Avila Cobos, F. et al. Zipper plot: visualizing transcriptional activity of genomic regions. BMC Bioinformatics 18, 231 (2017).

Step 1: Installing software requirements

BEDTools v2.26.0:

Option 1)

  • First: go to your browser and download:
https://github.com/arq5x/bedtools2/archive/6f9c61fa34c077082ca9f8785992f3804c210e5d.zip
  • Second: don't forget to move the .zip file you have just downloaded to the folder where you want to run the analysis (e.g. "your_folder").

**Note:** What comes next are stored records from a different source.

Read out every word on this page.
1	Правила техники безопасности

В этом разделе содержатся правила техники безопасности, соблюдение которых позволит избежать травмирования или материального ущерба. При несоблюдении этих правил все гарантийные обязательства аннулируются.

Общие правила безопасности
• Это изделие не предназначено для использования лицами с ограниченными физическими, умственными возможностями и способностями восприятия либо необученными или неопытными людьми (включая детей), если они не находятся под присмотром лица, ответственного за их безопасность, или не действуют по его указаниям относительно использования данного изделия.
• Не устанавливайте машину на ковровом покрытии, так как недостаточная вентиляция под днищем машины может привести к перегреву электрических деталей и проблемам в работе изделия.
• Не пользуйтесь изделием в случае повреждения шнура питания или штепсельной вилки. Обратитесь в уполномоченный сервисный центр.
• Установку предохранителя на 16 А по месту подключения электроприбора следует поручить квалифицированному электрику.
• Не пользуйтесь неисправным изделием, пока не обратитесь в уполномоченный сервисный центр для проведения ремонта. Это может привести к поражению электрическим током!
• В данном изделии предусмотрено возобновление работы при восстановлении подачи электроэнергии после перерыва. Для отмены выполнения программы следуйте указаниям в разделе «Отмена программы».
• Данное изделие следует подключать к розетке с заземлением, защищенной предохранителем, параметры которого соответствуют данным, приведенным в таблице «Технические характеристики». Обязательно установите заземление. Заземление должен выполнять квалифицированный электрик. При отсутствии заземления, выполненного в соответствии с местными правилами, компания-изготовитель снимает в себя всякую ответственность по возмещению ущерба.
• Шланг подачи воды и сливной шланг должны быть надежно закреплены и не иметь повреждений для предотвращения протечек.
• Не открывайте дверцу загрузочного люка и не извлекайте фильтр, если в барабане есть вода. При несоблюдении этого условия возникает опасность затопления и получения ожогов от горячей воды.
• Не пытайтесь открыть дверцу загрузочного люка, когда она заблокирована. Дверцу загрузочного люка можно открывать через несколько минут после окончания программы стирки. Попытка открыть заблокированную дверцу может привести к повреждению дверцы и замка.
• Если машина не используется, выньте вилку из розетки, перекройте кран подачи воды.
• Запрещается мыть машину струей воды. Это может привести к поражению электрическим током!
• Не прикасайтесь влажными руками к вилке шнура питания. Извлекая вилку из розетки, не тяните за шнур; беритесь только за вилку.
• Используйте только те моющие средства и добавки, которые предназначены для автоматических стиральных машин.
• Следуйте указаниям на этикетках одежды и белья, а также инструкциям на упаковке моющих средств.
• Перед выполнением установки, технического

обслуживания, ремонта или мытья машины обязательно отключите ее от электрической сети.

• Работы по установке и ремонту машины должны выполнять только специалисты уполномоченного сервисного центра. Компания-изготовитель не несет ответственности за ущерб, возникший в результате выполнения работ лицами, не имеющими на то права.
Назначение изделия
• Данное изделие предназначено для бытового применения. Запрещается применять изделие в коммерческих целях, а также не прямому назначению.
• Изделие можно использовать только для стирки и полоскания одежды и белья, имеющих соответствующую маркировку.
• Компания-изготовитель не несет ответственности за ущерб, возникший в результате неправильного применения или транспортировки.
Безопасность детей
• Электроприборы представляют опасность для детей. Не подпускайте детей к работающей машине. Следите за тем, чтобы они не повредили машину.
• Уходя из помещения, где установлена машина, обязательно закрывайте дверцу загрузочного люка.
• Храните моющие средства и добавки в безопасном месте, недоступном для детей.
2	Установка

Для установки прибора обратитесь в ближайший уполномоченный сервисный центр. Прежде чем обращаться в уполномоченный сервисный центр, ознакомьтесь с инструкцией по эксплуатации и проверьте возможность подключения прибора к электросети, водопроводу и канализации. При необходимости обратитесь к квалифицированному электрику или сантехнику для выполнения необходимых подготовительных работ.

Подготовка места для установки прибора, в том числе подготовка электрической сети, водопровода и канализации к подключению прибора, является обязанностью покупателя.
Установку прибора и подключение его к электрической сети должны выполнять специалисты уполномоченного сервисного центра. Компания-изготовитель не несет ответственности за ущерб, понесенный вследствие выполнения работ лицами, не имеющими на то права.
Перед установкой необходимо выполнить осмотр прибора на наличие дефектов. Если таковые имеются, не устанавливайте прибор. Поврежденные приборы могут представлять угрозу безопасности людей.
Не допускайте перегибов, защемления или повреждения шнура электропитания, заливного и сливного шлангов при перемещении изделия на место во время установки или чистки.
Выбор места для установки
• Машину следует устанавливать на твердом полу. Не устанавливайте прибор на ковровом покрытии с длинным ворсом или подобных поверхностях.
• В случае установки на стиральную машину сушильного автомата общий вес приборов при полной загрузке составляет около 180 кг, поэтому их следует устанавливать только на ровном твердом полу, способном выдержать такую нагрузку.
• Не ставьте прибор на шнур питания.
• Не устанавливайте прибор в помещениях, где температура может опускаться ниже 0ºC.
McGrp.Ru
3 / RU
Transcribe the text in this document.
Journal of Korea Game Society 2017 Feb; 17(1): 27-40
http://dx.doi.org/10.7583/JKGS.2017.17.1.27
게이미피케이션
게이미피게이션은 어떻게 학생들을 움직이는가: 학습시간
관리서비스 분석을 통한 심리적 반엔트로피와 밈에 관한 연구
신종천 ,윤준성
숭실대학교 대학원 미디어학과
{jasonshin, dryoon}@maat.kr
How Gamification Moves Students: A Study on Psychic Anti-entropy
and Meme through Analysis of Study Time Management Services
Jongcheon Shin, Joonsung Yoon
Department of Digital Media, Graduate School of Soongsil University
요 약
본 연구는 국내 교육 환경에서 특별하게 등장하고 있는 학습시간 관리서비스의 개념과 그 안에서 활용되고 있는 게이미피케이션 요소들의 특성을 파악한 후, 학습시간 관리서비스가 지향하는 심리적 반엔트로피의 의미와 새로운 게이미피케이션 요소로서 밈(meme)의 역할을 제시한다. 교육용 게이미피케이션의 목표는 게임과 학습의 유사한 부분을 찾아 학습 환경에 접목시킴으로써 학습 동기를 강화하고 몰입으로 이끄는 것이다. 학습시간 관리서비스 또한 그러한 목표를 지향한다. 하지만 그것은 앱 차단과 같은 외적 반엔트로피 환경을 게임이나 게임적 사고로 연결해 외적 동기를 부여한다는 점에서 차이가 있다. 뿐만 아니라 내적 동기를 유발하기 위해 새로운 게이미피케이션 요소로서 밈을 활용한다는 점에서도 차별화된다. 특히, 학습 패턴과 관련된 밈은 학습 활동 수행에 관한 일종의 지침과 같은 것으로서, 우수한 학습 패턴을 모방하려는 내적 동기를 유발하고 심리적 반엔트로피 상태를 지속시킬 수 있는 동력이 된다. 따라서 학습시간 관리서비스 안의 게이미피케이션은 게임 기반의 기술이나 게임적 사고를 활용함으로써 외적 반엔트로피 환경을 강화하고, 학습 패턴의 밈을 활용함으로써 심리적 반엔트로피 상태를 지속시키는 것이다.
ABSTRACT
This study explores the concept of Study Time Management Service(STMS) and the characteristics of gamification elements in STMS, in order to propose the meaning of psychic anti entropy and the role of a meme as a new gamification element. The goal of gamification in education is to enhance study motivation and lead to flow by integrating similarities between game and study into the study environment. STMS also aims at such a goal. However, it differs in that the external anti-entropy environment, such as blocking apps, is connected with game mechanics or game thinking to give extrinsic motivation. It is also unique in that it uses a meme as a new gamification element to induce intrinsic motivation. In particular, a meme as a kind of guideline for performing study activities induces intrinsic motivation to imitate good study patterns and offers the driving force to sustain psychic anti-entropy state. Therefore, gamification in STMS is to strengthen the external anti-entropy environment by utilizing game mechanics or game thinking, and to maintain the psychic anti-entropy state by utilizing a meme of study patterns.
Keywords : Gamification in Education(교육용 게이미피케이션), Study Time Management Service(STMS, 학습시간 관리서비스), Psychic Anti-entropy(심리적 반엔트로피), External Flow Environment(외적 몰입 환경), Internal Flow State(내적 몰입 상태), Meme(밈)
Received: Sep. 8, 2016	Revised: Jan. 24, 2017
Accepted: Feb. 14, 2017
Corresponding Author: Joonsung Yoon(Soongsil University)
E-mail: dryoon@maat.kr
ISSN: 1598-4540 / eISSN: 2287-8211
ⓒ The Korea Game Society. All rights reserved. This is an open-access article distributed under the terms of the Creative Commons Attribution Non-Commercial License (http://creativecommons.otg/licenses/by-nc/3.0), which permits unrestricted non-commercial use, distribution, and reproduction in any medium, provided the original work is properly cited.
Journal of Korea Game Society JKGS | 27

  • Third: Type on the command line:

$ cd your_folder
$ unzip 6f9c61fa34c077082ca9f8785992f3804c210e5d.zip
$ cd bedtools2-6f9c61fa34c077082ca9f8785992f3804c210e5d
$ make
$ cd ..

NOTE: Once this is complete, the path to bedtools should be:

/your_folder/bedtools2-6f9c61fa34c077082ca9f8785992f3804c210e5d/bin/bedtools

Where "/your_folder/" could be, for example, "/Users/favilaco/Desktop/"

Option 2)

  • Type on the command line:
$ cd your_folder
$ wget https://github.com/arq5x/bedtools2/archive/6f9c61fa34c077082ca9f8785992f3804c210e5d.zip
$ unzip 6f9c61fa34c077082ca9f8785992f3804c210e5d.zip
$ cd bedtools2-6f9c61fa34c077082ca9f8785992f3804c210e5d
$ make
$ cd ..

NOTE: Once this is complete, the path to bedtools should be:

/your_folder/bedtools2-6f9c61fa34c077082ca9f8785992f3804c210e5d/bin/bedtools

Where "/your_folder/" could be, for example, "/Users/favilaco/Desktop/"

R packages:

NOTE: R version 3.3.1 should be already installed

Required packages: ggplot2_2.2.1, R.utils_2.5.0, data.table_1.10.4, gridExtra_2.2.1

  • Paste and run the following commands in R:
> packages <- c("ggplot2","R.utils","data.table","gridExtra")
> for (i in packages){ install.packages(i, character.only = TRUE)}

Step 2: Cloning the Zipper plot Github repository to your computer/server

Go to the folder in which you want to run your analysis and type on the command line:

$ cd your_folder
$ git clone https://github.com/favilaco/Zipper_plot

Step 3: Download the filtered and pre-processed input files:

Move to the folder Zipper_plot and, once you are there, download the following file by running the following on the command line:

$ cd your_folder/Zipper_plot
$ wget https://www.dropbox.com/s/t6g3fb8atcwjp8c/InputFiles_ZP.zip

Unzip "InputFiles_ZP.zip" from the command line, by running the commands:

$ unzip InputFiles_ZP.zip

Step 4: Preparing the input file with the correct format:

Please create a text file containing 4 tab separated columns as in this box (1 line per genomic feature):

chr1	17383802	-	lnc-name1
chr2	1936171	+	lnc-name2
...

NOTE: Please do not forget to include "chr" as part of your chromosome name.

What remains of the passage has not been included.